Speaking exclusively to Autocar Professional at the sidelines of the ARAI Symposium on International Automotive Technology (SIAT) 2024 in Pune, he said that FAME 3 will be implemented after FAME 2 expires in March 2024.
The Additional Secretary indicated that the FAME 3 program may not be as huge, but will undoubtedly have a budget, which will also push for electric trucks as part of the government’s effort to decarbonise large fleets that use traditional fuel sources.
The fact that FAME 3 will ‘undoubtedly be introduced in the upcoming Union Budget 2024 by Finance Minister FM Sitharaman,’ was also confirmed by a senior government official who stated that “the FAME 3 scheme will carry on the guidelines of FAME 2, but will include certain measures that will improve the ease of doing business for OEMs, component makers, and other auto industry members.”
The FAME II scheme, with an outlay of Rs 10,000 crore, was initially rolled for three years ending in 2022 but was later extended till March 2024.

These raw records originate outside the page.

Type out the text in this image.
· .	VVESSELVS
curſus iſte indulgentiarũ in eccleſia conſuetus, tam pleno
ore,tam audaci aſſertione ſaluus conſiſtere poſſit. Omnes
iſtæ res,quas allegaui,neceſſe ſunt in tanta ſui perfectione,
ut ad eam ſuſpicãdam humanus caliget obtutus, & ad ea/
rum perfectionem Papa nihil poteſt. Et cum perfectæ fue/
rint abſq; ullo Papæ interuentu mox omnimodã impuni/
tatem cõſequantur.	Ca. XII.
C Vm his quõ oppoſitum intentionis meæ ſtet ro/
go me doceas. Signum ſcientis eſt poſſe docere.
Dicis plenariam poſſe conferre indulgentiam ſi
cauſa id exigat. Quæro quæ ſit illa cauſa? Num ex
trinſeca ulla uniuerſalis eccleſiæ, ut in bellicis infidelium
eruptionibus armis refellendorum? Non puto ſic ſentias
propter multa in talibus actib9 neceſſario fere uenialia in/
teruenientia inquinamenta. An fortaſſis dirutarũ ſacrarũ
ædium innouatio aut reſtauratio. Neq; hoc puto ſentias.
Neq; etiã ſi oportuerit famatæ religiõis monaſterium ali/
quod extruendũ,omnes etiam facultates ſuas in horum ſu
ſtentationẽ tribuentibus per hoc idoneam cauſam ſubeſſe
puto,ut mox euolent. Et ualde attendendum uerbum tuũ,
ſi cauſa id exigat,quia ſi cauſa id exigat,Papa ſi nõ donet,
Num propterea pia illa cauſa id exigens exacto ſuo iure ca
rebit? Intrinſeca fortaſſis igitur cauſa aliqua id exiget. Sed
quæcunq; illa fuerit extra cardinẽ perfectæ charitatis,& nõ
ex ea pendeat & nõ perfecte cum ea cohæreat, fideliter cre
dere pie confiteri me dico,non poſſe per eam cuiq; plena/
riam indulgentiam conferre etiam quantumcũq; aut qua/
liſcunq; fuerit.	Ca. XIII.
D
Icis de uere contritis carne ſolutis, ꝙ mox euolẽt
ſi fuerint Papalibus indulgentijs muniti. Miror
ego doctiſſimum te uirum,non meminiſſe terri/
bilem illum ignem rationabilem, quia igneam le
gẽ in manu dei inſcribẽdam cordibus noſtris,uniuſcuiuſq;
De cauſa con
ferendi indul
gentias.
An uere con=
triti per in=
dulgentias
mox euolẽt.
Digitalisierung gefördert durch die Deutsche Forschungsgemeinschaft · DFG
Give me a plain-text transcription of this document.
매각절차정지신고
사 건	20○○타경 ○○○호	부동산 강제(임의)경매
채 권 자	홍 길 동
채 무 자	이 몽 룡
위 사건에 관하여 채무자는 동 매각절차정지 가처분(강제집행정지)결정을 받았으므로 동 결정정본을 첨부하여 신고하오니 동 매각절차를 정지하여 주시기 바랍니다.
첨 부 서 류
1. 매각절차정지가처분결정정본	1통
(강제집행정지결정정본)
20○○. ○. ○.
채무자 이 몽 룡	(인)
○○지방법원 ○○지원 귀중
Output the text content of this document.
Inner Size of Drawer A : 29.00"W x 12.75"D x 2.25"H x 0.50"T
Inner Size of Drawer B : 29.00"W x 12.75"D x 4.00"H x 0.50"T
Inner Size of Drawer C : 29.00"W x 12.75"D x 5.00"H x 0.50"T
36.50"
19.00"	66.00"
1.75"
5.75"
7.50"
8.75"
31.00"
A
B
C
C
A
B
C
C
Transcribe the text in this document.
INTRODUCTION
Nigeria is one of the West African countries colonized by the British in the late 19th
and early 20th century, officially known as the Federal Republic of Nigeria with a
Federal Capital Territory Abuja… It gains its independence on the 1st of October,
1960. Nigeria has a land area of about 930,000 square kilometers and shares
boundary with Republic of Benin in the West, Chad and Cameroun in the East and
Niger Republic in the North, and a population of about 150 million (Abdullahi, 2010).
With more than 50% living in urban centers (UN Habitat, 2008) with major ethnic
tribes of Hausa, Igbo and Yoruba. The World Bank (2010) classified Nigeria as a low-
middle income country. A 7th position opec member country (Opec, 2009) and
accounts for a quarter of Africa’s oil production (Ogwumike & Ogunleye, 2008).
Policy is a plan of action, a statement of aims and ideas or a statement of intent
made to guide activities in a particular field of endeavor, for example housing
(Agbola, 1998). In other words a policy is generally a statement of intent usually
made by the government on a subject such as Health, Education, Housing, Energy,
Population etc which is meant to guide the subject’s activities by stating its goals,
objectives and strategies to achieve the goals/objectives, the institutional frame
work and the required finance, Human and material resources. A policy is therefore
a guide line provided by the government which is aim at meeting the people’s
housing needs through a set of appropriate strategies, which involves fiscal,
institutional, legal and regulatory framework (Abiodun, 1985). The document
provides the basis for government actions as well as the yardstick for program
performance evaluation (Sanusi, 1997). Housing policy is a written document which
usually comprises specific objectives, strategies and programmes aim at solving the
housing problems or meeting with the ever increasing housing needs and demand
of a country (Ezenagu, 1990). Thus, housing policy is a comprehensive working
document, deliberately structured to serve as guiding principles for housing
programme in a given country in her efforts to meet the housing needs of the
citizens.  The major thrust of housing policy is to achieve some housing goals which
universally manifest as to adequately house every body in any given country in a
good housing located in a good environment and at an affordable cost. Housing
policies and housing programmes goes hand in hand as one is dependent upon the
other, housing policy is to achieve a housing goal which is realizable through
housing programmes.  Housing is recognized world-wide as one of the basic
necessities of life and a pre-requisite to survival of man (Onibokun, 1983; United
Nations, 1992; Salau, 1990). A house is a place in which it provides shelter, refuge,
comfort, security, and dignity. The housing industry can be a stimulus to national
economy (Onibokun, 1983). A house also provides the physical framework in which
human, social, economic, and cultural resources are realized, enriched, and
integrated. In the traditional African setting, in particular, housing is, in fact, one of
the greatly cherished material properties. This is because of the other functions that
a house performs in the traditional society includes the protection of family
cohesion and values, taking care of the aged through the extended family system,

The scheme is targeted to support one million registered two-wheelers, apart from three-wheelers, four-wheelers, and buses, with 86 percent of funds being allocated for demand incentives.
In June, the government slashed the subsidy for electric two-wheelers under the scheme by Rs 5,000 to Rs 10,000 per kWh and reduced the cap on incentives for two-wheelers to 15% of the ex-factory price of vehicles from 40%.
The subsidy was reduced after the funds envisaged for the two-wheeler segment were exhausted. The government had also revised the scheme outlay for electric two-wheelers to Rs 3,500 crore from Rs 2,000 crore to continue the subsidy.
While addressing the attendees at the show, Additional Secretary Qureshi also highlighted the necessity for testing agencies to speed up the process of awarding the eligibility certificates to enterprises that have been awarded under the government’s PLI auto scheme.
The Union Cabinet authorised the PLI-Auto Scheme on September 15, 2021, with a financial outlay of Rs 25,938 crore for five years, from FY2022-23 to FY2026-27, which has been extended by one year to FY27-28.
PLI in auto and components scheme aims to boost manufacturing of Advanced Automotive Technology (AAT) products, promote deep localisation for AAT products, and enable the creation of a domestic and global supply chain for Zero Emission Vehicles (ZEVs), i.e. battery electric vehicles and hydrogen fuel cell vehicles.
More than three OEMs, including Mahindra & Mahindra, Tata Motors, and Ola Electric, have already secured eligibility certifications for incentives under the vehicle PLI scheme.
Additional Secretary Qureshi stated that 23 other applicants have submitted their applications, which are currently in various stages, and they will be given the eligibility certificates in the coming weeks.
The government is exploring promoting electrification of goods, including the planned FAME initiative to encourage intercity electric buses and small and medium-sized trucks used by fleet operators.
“This will cut emissions from large-scale transportation using conventional fuel as they move towards electrification” he indicated.